Whilst it may be of some interest and I believe there are some moves for testing of NOACs - I am somewhat cynical of the reasoning for this - mainly more testing = more money and my understanding is the test would be more complicated and more costly. Somehow I don't think this is going to happen in the UK without significant gold standard research indicating the necessity.

I wonder who sponsored the research? Maybe will do a little digging.........

rosyG profile image
rosyG

This just seems to be saying that if guidelines on dosage are not followed, outcomes are bad for the patient- true about any drug I think- and the change in dosage is suspected to be because of other factors- age-kidney function etc- which would affect the health of the patient regardless.

I have great respect for Mark's way of using Warfarin, having heard him explain this, but am not sure how you estimate that NOACS have a different effect on individuals Mark?
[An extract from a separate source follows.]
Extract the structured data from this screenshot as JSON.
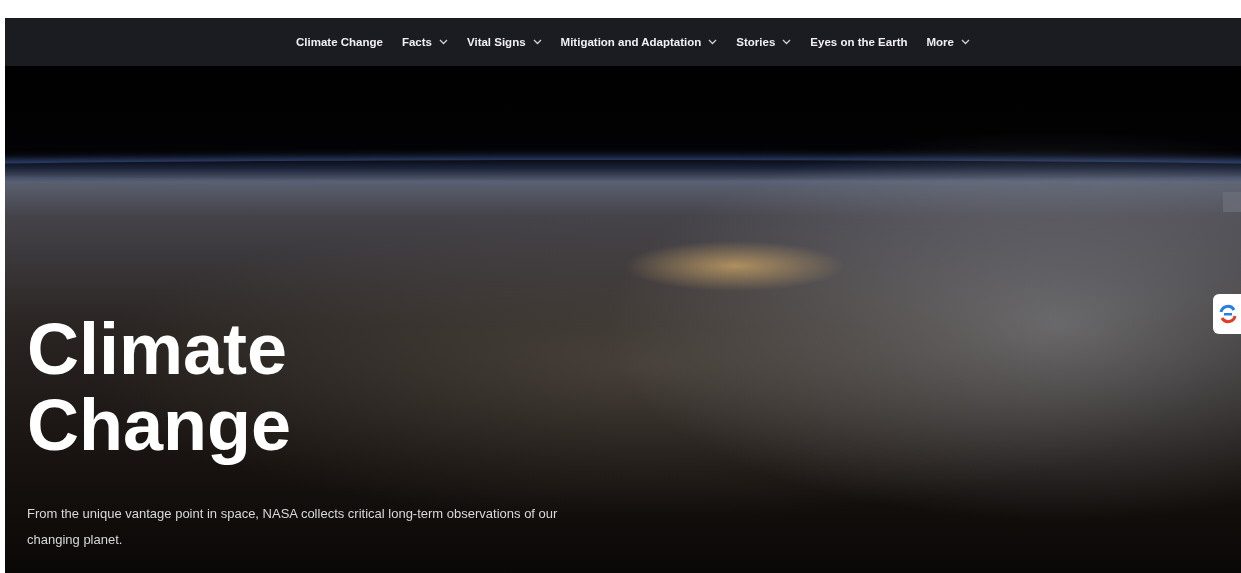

Of course, if renal function or liver function is poor, any drug will affect patients differently - hence dosage guidelines- but surely the very large studies on NOACS can give us the effect they have - because of the numbers re reduction in ICH and figures on strokes??

BobD profile image
BobDVolunteer

This is surely a prime case of stating the bleeding obvious! I am not aware of any UK doctors doing their own thing with doses so I agree with CDreamer here. Bad practice should not be tolerated.

Pacific profile image
Pacific

Yes, it's a bit confusing. It's clearly a US website, yet in the US they do not describe AF as Atrial Fibrillation, but as afib, (there must be a pun in here somewhere!).

Also the NOAC's have a shorter life, and also they have been available in the US for many years now. Off - label means not prescribed for that purpose. For example, Lyrica is prescribed as an anti seizure drug, but it can be used off - label for neuropathic pain relief.

It reads as though someone has edited it, perhaps to make it understandable in British lingo, but forgetting to omit the Yankee Doodle phrases.

Still, it's always interesting to read different opinions.